Thursday, January 2, 2014

Utah politicians fight same-sex marriage

A federal judge in Utah has ordered the state to permit same-sex marriages.  This decision seems to be transforming the local gay-rights stage into a grand showing on a national civil rights stage -- and frankly, I am happy to have the battle happen in my adopted home state.

Is marriage a civil right, Mormons ask?

Utah officials, including Governor Gary Herbert, asked US Supreme Court Justice Sonia Sotomayor to put a temporarily stay on the federal judge’s decision made on December 20th of 2013 -- a ruling that requires the state of Utah to permit same-sex marriages as per constitutional law despite a state constitutional amendment outlawing same sex marriage.
Justice Sotomayor responded by saying no, and requesting more information from legal representatives of several gay couples who have been challenging the initial Utah state ban. Those briefs are due in court on Friday, Jan 3rd.

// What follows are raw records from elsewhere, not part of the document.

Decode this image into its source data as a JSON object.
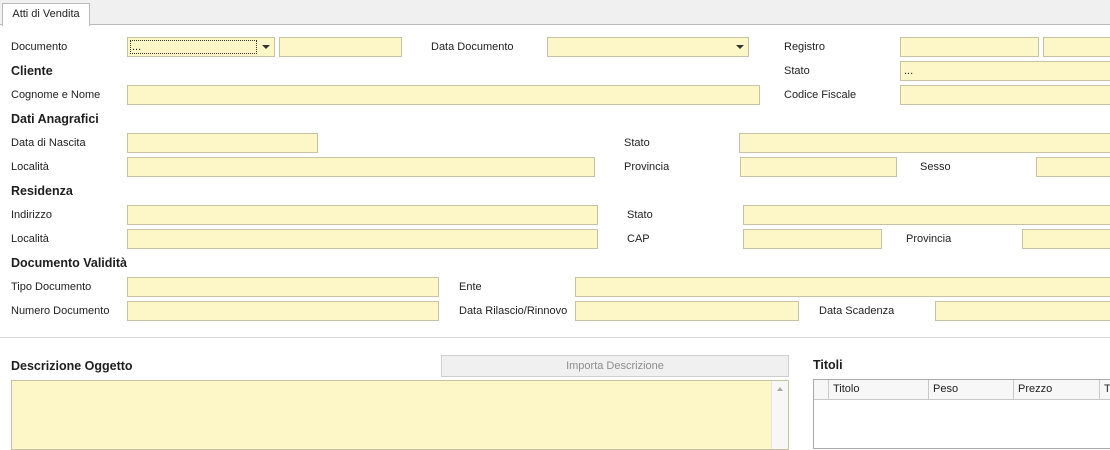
{
  "tab": {
    "label": "Atti di Vendita"
  },
  "documento": {
    "label": "Documento",
    "combo_value": "...",
    "number_value": ""
  },
  "data_documento": {
    "label": "Data Documento",
    "value": ""
  },
  "registro": {
    "label": "Registro",
    "value1": "",
    "value2": ""
  },
  "cliente": {
    "section": "Cliente",
    "stato_label": "Stato",
    "stato_value": "...",
    "cognome_nome_label": "Cognome e Nome",
    "cognome_nome_value": "",
    "codice_fiscale_label": "Codice Fiscale",
    "codice_fiscale_value": ""
  },
  "dati_anagrafici": {
    "section": "Dati Anagrafici",
    "data_nascita_label": "Data di Nascita",
    "data_nascita_value": "",
    "stato_label": "Stato",
    "stato_value": "",
    "localita_label": "Località",
    "localita_value": "",
    "provincia_label": "Provincia",
    "provincia_value": "",
    "sesso_label": "Sesso",
    "sesso_value": ""
  },
  "residenza": {
    "section": "Residenza",
    "indirizzo_label": "Indirizzo",
    "indirizzo_value": "",
    "stato_label": "Stato",
    "stato_value": "",
    "localita_label": "Località",
    "localita_value": "",
    "cap_label": "CAP",
    "cap_value": "",
    "provincia_label": "Provincia",
    "provincia_value": ""
  },
  "documento_validita": {
    "section": "Documento Validità",
    "tipo_label": "Tipo Documento",
    "tipo_value": "",
    "ente_label": "Ente",
    "ente_value": "",
    "numero_label": "Numero Documento",
    "numero_value": "",
    "rilascio_label": "Data Rilascio/Rinnovo",
    "rilascio_value": "",
    "scadenza_label": "Data Scadenza",
    "scadenza_value": ""
  },
  "descrizione": {
    "section": "Descrizione Oggetto",
    "import_button": "Importa Descrizione",
    "value": ""
  },
  "titoli": {
    "section": "Titoli",
    "columns": [
      "Titolo",
      "Peso",
      "Prezzo",
      "Tota"
    ]
  },
  "colors": {
    "field_bg": "#fdf7c8",
    "field_border": "#c9c1a3",
    "tab_bg": "#f0f0f0",
    "button_text": "#8d8d8d"
  }
}
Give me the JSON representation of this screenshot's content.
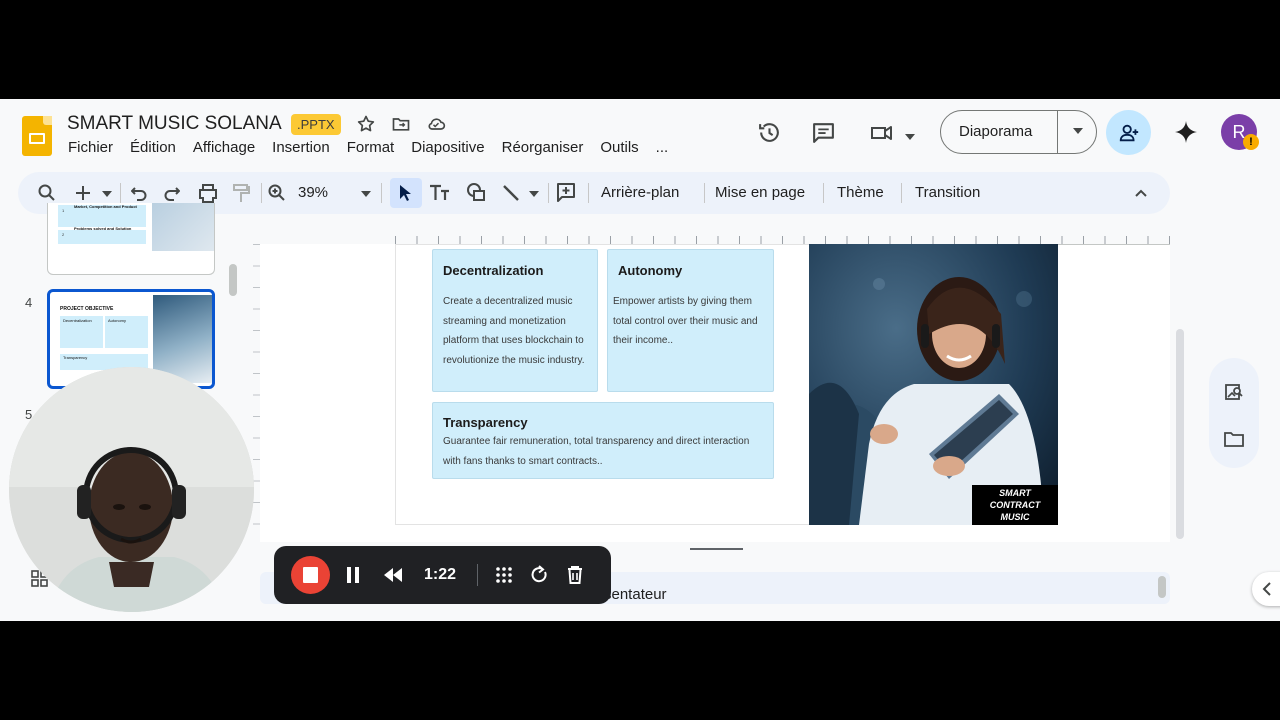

Meanwhile -- back at the farm --  more than 900 same-sex couples have taken advantage of the judge’s ruling and have obtain marriage licenses in Utah.

The Christian Science Monitor states: "The immediate question is whether the judge’s same-sex marriage order should be stayed pending further appeals, the underlying issues will require Sotomayor – and perhaps the entire high court – to address the single most significant question in the legal debate over gay marriage. The question is whether same-sex couples have a fundamental right to marry under the US Constitution."

Once again, the national question is not whether the public agrees with homosexuals or homosexuality, or even the right to be homosexual.  What is being decided is whether marriage is a civil right as defined by the constitution.